Depuis le début de l’exploitation du pétrole nigérien, en 2011, les bonnes nouvelles s’enchaînent. L’année dernière, la Sonatrach, un groupe public algérien, a annoncé avoir fait une « découverte encourageante » de pétrole à Kafra au nord du pays.
Cette localité d’une superficie de 23.737 km2, frontalière de l’Algérie, se trouve à proximité du bassin pétrolier algérien de Tafassasset, exploité par la Sonatrach. Pour sa part, la compagnie britannique Savannah Petroleum annonçait la découverte de nouveaux gisements de pétrole dans le bassin de l’Agadem, où les Chinois sont actifs.
Toutefois, la prolifération des produits issus de la contrebande en provenance du Nigéria voisin, représente une menace à la rentabilisation efficiente du secteur pétrolier nigérien. Ainsi, selon la Douane nigérienne, les abonnés du marché noir peuvent se procurer le litre d’essence à 300 francs CFA (0,4 euro) dans le circuit de la contrebande contre 540 F CFA (0,8 euro) à la pompe.
Le phénomène a pris une telle ampleur que le président déchu, Mohamed Bazoum, s’adressant il y a quelques mois aux forces de sécurité dans la grande ville de Dosso, au sud-ouest voisin du Nigéria, a tiré la sonnette d’alarme et promis de « trouver une bonne réponse » pour couper le ravitaillement des « terroristes » en carburant vendu dans le marché noir.
Le Niger a pourtant misé sur le pétrole pour parer à la chute des cours de l’uranium sur le marché, au plus fort des mesures anti-nucléaires préconisées par certains Etats, au lendemain de la catastrophe de Fukushima (Japon), en 2011.
L’or, le charbon pour diversifier l’agriculture et limiter la dépendance vis-à-vis de l’uranium
Le sous-sol du Niger est gorgé de ressources minières. Outre l’uranium et le pétrole, le pays regorge l’or, le gaz, le phosphate, le charbon, le cuivre, le molybdène, le zinc et le fer. Le ciment existe aussi à côté de nombre d’autres métaux précieux.
En 2021, un nouveau gisement d’or avait été découvert à Kwandago, une localité située dans le département de Madarounfa (région de Maradi), au sud du pays.
Ces gisements s’ajoutaient à ceux de Djado, découverts en 2014 dans la région d’Agadez, au nord-est du Niger. Mais le secteur d’activité qui produit le plus de revenus demeure l’agriculture. Elle représente plus de 40% du PIB du pays qui, au cours des premières décennies après son indépendance, n’a pas diversifié son économie.
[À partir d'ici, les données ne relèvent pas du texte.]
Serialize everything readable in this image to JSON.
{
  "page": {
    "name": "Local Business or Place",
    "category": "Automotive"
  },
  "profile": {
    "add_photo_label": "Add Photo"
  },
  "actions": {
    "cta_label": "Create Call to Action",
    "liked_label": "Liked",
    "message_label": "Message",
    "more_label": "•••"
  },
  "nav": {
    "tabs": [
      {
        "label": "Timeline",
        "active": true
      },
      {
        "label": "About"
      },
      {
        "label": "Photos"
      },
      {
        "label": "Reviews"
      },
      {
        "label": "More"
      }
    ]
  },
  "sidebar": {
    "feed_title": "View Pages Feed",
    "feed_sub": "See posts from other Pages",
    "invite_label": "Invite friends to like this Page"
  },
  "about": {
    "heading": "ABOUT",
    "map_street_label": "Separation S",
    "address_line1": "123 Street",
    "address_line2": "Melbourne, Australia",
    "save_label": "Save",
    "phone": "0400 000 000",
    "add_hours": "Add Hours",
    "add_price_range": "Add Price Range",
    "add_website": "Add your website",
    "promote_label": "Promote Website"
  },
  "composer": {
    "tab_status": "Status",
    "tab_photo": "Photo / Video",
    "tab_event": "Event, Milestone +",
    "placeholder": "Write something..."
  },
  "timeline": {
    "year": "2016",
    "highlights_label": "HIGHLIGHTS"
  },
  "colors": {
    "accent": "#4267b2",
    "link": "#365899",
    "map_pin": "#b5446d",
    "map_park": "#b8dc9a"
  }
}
Les 23 millions d’habitants du pays vivent majoritairement dans le sud et l’ouest, propices à cette activité. 80% de la population en tire leur source de revenu. Ils cultivent le sorgho, le manioc, le riz, des légumes, et bien d’autres cultures vivrières.
Le pays produit également le sucre et est classé 1er producteur mondial du millet par habitant. Les principales cultures d’exportation sont le coton, le dolic, et les arachides. Parmi les matières premières agricoles, l’on énumère les oléagineux (maïs, soja, avoine, riz), le bétail (bovins, porcs, volaille), les produits laitiers (lait, beurre, petit-lait), le bois d’œuvre, les textiles (coton, laine) et les denrées douces (cacao, café et sucre).
Mais, en dépit de cet énorme potentiel, le niveau de pauvreté du pays demeure alarmant et s’élève à 41,8% en 2021. Le fléau touche désormais plus de 10 millions de Nigériens. Ces indicateurs classent le pays 10ème rang dans la Cedéao.